An interplay of β-cell intrinsic and extrinsic factors is thought to underlie the development of CFRD. At present, it seems reasonable to postulate that a mild β-cell defect, either intrinsic or secondary to altered paracrine communication between β-cells and surrounding islet and nonislet cells, becomes increasingly exacerbated as pancreatic inflammation disrupts the local environment, which may be further compounded by gradual loss of β-cell mass from cell death or dedifferentiation. However, the relative importance of each process is still unknown. Elucidating the early events in CFRD pathogenesis is clearly key, but because it is difficult in practice to recruit large numbers of infants with cystic fibrosis or obtain pancreatic tissues, pig and ferret models may provide critical clues. Although studying the natural course of CFRD in these animals is valuable, a precise dissection of the mechanism may require experimental genetics, such as tissue-selective inactivation of the CFTR gene in β-cells, α-cells, or ductal cells using promoters selective for each cell type.[103] CRISPR-mediated genome editing in nontraditional models such as pigs and ferrets has been demonstrated,[104,105] and both genomes have been sequenced.

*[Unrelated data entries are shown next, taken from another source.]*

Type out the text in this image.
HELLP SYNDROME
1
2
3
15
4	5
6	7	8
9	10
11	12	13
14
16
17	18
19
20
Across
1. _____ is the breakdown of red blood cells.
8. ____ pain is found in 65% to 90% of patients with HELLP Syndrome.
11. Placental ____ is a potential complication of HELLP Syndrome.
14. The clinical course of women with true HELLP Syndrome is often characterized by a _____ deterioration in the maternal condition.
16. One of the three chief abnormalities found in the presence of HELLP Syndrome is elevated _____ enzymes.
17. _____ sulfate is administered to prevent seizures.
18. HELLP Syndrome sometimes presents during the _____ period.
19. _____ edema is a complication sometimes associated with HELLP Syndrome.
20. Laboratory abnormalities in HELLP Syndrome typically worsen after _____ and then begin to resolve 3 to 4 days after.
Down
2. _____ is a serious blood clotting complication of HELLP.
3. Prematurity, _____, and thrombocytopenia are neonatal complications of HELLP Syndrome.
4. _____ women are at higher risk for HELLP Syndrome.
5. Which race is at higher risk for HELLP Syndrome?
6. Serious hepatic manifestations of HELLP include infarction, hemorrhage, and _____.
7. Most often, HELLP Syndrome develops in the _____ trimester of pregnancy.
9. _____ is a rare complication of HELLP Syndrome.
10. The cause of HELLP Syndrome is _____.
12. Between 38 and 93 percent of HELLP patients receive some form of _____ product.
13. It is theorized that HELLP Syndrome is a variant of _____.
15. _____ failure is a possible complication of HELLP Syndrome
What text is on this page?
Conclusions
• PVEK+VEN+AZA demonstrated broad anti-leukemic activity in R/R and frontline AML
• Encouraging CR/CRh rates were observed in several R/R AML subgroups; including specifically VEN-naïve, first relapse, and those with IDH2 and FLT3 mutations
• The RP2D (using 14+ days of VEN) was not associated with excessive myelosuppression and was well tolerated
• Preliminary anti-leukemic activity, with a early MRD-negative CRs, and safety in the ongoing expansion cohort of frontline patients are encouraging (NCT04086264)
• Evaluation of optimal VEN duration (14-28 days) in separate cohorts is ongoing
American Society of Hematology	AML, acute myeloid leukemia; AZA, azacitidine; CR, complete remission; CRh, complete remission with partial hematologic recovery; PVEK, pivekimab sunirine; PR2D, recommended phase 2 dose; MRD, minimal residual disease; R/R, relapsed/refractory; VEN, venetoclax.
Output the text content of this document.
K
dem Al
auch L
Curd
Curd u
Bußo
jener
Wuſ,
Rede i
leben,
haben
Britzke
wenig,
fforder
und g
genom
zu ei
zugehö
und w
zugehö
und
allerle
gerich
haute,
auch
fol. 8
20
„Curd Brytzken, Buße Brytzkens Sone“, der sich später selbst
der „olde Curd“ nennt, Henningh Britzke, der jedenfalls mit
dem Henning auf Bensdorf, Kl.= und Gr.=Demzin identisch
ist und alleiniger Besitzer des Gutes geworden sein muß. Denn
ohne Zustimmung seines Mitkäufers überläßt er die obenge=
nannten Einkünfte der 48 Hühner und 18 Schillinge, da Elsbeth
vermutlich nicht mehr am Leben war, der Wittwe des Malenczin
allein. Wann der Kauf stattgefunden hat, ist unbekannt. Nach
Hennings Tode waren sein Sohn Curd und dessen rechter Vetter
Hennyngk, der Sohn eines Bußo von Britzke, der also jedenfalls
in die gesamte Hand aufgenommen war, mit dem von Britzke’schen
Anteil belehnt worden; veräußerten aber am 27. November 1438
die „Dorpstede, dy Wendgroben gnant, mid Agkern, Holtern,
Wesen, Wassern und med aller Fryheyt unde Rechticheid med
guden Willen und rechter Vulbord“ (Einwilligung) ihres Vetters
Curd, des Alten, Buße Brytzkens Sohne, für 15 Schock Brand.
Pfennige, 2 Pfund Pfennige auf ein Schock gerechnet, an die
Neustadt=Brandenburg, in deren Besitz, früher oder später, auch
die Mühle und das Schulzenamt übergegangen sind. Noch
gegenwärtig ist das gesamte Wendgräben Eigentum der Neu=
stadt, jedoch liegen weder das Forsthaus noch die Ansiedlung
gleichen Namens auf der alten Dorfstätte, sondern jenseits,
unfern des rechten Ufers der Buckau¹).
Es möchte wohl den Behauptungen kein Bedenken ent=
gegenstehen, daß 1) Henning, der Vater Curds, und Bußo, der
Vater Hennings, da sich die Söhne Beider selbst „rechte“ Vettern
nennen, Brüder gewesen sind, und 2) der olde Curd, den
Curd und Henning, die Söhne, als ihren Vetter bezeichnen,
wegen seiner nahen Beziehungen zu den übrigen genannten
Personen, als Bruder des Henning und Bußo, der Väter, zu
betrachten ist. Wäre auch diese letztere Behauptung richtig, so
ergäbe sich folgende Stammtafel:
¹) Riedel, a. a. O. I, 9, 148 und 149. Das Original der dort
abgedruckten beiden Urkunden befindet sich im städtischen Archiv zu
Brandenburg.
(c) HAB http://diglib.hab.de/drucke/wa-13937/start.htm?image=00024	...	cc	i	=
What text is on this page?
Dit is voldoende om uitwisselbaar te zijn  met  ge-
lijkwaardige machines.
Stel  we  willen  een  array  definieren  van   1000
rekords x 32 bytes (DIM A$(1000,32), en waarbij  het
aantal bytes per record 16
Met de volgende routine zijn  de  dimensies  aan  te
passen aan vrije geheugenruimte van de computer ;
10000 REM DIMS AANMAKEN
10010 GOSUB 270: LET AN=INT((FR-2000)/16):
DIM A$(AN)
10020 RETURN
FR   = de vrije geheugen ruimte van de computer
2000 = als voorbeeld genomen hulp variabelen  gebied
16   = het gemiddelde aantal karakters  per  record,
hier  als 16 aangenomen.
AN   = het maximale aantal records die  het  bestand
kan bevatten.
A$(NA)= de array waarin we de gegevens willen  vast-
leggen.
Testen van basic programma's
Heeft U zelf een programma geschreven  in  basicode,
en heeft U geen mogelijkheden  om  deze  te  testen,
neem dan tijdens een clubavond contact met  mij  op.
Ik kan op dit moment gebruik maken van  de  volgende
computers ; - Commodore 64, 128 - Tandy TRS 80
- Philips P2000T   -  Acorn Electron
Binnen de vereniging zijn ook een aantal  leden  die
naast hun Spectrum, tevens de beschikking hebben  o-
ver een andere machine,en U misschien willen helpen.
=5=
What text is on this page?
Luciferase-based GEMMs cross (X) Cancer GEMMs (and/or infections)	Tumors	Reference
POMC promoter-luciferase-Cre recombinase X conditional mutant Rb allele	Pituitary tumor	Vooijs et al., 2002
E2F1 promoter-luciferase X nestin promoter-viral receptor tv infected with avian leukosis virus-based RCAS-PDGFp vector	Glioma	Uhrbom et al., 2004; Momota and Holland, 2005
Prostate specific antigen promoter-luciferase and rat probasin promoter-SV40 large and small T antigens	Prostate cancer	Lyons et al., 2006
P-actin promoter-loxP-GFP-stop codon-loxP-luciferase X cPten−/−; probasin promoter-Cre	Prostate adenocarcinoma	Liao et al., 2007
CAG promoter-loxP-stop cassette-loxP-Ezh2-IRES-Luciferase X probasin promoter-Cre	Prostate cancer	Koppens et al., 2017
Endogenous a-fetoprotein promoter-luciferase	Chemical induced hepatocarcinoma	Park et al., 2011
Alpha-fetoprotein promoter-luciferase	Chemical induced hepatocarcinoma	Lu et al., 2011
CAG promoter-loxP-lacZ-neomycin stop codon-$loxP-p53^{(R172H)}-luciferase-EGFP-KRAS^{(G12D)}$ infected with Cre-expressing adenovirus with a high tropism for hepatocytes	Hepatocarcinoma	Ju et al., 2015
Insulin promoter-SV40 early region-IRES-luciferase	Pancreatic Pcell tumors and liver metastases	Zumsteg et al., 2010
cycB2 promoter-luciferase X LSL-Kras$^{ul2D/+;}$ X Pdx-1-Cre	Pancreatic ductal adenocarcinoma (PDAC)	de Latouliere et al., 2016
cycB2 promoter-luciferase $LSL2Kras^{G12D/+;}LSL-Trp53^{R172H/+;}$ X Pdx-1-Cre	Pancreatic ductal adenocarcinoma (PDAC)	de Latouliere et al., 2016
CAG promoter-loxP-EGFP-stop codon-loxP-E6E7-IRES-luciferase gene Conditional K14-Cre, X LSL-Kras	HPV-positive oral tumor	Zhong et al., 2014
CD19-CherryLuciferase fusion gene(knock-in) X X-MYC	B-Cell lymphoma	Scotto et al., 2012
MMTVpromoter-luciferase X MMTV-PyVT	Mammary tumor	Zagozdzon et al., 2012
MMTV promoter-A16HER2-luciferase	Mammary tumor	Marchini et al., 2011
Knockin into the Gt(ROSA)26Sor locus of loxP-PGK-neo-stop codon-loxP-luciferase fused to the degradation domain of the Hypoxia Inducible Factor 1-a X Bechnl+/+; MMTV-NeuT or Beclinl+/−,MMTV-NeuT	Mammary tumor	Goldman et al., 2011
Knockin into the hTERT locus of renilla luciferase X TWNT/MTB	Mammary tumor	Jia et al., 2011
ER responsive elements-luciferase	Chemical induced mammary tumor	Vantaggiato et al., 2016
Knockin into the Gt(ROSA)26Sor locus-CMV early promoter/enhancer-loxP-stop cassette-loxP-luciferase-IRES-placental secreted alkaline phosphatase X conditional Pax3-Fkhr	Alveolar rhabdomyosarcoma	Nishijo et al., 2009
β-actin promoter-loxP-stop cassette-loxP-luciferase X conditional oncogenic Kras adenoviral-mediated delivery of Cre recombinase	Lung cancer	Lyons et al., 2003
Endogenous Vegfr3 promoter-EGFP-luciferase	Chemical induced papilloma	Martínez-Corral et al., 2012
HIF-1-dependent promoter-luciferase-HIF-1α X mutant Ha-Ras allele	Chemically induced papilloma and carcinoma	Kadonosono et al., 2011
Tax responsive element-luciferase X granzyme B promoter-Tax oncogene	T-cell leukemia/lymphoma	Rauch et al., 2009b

In principle, cell type–specific CFTR inactivation in these animals can address the question of whether intrinsic β-cell disease or exocrine pancreatic disease alone can produce CFRD or perhaps both are required.

The early occurrence of insulin secretion abnormalities in humans, pigs, and ferrets does not necessarily establish a key role for an intrinsic β-cell defect because concurrent disease processes are ongoing in the exocrine pancreas and in non–β-cells in the islets, which can alter paracrine signals. The sparing of islets in cystic fibrosis pigs suggests that structural destruction of islets is not necessary and perhaps local inflammation is enough to produce functional β-cell insufficiency. In humans, moreover, overt CFRD is not typically diagnosed until years or decades after exocrine pancreatic insufficiency, implying that additional processes, some of which conceivably overlap with type 2 diabetes, must take place. Alternatively, the CFRD diagnosis may be delayed because of a compensatory response and islet remodeling early in life that produce partial recovery of β-cell function and mass. It may be possible to detect such transient glycemic crises with more studies of glycemic patterns in very young children.

The CFTR modulator therapy provides a means to assess the reversibility of insulin-secretion defects in human subjects carrying appropriate CFTR genotypes amenable to such therapy, as well as in certain animal models such as the ΔF508 pig. Because recent clinical data indicate the presence of insulin-secretory defects in young infants, it is desirable to explore the potential benefits of such therapy at the earliest feasible age, with long-term follow-up to determine efficacy in preventing or delaying CFRD.[43] Older patients with established CFRD may also show clinical improvement and even resolution of CFRD, according to case reports.[73] At clinicaltrials.gov, there is an ongoing trial with pediatric patients and a planned trial with adult patients. The pig model may have utility for correlating the islet physiology to the drug response at different stages of pancreatic disease.